I hope this is the right section to post this to, if not I apologize.

So I am new to the hobby thanks to a trip on the Heber Valley Railroad a few months back which made me want to model the train we rode in HO scale. What I am finding however is the cars and diesel locomotive we rode on do not seem to exists! I do have some static model experience but nothing advanced. It was a 3 car train with a RS-4-TC pulling.

I'm in the process of scratch building the RS-4-TC locomotive, but I am having a lot of trouble finding the 3 passenger cars we rode. The cars are marked as:

2700 - which I believe I can kit bash from a arched roof combine by adding the missing door and window on the baggage sliding door end.

324 - a 21 single window. This one closest thing I have found is a heavyweight like one from Pennsylvania line but the windows on each end are spaced wrong. It was once a MU car from Eire Lackawanna I believe, and only model close is hundreds of dollars which I can not afford! Haha

4966 - a paired window with unusual (at least to me) spacing for the end windows. I have not seen a car with the same window spacing yet.

Before I start chopping up everything in sight I thought I would reach out to people who actually know about this stuff! If anyone has any advice I would greatly appreciate it!

I will attach a picture of 4966 which seems like the hardest to find any existing model even close to the right window layout.


----------



## Big Ed (Jun 16, 2009)

Hi welcome to the site,

It looks like a Pullman but Id'ing it would take a lot of time.
Why didn't you ask them about it, I am sure someone would have been happy to tell you.
They have a site why don't you try to email them or better yet call. 

http://hebervalleyrr.org/

Tell them how much you enjoyed yourself, flatter them up, they should know what they have. Tell them your building their RR in HO. Make them blush. 
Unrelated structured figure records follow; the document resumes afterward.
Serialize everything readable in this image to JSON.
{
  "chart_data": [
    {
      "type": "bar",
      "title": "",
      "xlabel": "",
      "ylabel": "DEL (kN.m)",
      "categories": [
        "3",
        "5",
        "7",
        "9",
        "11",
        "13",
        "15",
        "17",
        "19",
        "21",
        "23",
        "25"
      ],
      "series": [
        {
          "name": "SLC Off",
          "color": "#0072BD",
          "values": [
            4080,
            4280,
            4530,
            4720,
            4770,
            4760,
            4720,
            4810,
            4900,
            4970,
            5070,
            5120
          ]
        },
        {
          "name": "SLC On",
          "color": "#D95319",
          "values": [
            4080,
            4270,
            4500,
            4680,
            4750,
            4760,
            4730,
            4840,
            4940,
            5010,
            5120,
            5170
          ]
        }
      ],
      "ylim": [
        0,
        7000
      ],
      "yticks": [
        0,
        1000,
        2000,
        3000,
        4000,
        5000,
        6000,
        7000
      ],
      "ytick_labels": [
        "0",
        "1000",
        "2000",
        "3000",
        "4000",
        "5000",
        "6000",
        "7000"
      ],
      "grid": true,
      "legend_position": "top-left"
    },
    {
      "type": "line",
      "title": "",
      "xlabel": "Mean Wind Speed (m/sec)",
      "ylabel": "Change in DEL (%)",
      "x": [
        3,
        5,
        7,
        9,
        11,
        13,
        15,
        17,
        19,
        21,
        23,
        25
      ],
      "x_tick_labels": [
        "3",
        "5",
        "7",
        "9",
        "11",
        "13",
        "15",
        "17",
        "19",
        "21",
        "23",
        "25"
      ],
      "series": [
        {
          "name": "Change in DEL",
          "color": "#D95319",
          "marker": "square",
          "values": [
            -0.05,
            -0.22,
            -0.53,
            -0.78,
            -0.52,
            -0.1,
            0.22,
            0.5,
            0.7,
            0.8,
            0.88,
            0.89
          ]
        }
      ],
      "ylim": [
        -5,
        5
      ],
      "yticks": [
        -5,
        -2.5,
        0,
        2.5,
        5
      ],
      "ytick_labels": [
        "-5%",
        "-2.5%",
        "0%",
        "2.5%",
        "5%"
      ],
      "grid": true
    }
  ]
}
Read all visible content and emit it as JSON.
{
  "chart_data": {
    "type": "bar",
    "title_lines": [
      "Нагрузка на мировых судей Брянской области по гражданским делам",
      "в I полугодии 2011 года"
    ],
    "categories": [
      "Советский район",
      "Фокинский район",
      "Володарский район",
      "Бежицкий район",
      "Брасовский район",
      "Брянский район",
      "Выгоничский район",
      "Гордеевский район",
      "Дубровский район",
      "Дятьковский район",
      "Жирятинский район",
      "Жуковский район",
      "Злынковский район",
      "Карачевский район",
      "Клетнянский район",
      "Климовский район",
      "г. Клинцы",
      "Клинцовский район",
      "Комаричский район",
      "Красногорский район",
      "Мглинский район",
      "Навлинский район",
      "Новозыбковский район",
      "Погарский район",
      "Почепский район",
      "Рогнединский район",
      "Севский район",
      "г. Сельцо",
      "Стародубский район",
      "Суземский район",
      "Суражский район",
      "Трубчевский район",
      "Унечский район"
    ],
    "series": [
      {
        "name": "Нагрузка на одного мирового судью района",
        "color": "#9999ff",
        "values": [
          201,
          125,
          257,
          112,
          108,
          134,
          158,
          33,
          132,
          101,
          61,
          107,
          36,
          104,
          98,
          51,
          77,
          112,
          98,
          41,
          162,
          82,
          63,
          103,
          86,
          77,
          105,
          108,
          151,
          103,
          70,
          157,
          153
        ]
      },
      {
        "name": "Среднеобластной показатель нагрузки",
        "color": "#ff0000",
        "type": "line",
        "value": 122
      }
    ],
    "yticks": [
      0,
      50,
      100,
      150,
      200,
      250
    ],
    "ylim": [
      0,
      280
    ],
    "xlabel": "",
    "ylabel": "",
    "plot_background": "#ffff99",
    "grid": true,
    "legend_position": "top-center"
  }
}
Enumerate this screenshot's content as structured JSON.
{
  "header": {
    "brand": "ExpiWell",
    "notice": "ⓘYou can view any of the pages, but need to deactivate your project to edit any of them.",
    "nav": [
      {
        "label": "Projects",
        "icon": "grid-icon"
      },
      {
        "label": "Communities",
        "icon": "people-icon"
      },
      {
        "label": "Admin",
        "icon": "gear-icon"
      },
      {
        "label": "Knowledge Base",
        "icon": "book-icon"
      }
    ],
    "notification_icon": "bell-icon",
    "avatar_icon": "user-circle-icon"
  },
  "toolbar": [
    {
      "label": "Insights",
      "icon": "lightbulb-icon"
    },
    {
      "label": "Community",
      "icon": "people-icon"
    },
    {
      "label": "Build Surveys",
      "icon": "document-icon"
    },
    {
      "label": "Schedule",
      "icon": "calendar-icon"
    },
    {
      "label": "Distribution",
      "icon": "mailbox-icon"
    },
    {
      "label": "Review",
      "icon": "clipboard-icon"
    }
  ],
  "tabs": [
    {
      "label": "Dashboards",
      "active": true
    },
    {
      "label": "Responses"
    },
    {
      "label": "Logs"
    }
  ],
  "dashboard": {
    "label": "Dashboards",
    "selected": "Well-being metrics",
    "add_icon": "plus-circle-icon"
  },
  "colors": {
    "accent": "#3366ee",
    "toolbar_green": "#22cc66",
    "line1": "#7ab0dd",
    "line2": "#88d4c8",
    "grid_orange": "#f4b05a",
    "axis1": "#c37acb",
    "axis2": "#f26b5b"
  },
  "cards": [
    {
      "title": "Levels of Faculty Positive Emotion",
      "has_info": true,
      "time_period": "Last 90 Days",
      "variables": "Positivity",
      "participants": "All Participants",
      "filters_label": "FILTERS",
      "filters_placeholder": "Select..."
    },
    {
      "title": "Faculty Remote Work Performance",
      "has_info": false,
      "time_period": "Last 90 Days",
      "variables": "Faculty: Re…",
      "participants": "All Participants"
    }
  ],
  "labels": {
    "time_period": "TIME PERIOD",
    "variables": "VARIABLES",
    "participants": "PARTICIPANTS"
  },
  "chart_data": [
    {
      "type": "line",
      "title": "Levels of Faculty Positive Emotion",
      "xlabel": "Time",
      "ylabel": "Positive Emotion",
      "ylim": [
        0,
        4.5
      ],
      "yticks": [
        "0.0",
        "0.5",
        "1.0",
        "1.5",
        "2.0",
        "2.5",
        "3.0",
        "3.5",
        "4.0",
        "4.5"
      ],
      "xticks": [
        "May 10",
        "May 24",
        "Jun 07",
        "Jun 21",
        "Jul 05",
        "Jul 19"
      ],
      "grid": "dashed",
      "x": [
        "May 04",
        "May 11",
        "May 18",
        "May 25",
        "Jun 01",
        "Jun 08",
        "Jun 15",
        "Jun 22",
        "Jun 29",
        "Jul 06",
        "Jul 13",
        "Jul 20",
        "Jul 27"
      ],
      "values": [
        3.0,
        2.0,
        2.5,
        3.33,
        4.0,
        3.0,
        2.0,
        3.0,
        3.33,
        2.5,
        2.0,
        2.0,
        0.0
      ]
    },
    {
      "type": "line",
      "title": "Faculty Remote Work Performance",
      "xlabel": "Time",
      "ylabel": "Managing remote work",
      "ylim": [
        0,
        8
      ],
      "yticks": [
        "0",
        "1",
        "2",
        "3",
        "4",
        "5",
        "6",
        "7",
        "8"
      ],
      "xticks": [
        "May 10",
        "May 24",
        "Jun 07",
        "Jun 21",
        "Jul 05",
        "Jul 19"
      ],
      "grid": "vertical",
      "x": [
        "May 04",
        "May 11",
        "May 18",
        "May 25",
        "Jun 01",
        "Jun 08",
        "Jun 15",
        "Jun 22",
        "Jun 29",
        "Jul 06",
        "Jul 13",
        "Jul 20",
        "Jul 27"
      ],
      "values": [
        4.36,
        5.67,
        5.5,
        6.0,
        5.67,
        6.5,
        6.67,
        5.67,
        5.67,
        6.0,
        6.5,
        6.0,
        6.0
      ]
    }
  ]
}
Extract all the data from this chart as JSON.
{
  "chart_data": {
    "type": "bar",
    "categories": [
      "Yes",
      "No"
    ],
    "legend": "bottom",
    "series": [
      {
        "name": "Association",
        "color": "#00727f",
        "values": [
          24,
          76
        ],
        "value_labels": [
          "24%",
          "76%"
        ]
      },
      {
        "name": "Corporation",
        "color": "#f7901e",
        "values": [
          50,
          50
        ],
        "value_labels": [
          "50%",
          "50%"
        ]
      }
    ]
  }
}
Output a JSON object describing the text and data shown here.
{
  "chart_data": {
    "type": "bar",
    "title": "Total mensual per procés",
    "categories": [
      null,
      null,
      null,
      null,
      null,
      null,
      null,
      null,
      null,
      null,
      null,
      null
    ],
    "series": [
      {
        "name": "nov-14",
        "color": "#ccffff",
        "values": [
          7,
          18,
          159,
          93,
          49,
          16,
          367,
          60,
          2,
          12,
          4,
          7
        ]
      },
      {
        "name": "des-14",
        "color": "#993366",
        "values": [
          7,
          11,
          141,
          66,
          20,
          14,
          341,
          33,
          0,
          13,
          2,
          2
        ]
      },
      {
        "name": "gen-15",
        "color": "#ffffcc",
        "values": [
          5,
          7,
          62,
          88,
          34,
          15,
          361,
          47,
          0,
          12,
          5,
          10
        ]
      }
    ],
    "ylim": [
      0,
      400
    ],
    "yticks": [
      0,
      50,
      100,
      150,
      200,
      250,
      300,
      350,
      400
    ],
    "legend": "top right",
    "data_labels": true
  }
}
Have you come across this site here, http://passcarphotos.info/Indices/PULL1.htm

They have a crap load of Passenger cars with pictures. I went through real quick looking but I think it would take me a while to find the same one. Even if they even have it. 
A nice site to add to your bookmarks. :thumbsup:

Maybe someone else will know, why don't you start a thread on the build here.
Pick the HO section to do it. Add lots of pictures. 

I am limited on time during the week that is why I have not searched for this car right now.

What do you mean by "paired" windows?


----------



## Brand138 (Feb 5, 2014)

whoops I attached the wrong picture. let me try that again.

and ya...I did email them and flattered them a bit...they said this:


4966 - originally built for the Canadian National Railway as a sleeping car. CNR rebuilt the car for commuter service as a coach as we see it today.
2700 - originally built for Union Pacific
324 - originally built for Lackawanna (used in New Jersey and New York as part of Thomas Edison's first built electric railway in the United States)

Very basic so I set out researching the cars myself and came upon http://utahrails.net/utahrails/heber-equipment.php
It does not have specifics either that I can tell.

By paired windows I mean it has 2 windows together then a larger space then 2 again and so on like the following attached picture shows.


----------



## DonR (Oct 18, 2012)

Brand138 said:


> By paired windows I mean it has 2 windows together then a larger space then 2 again and so on like the following attached picture shows.



I know no facts. But seeing this car pic, it occurred to me that it could have
originally set up for private compartments, thus the wider spacing between
windows.

Don


----------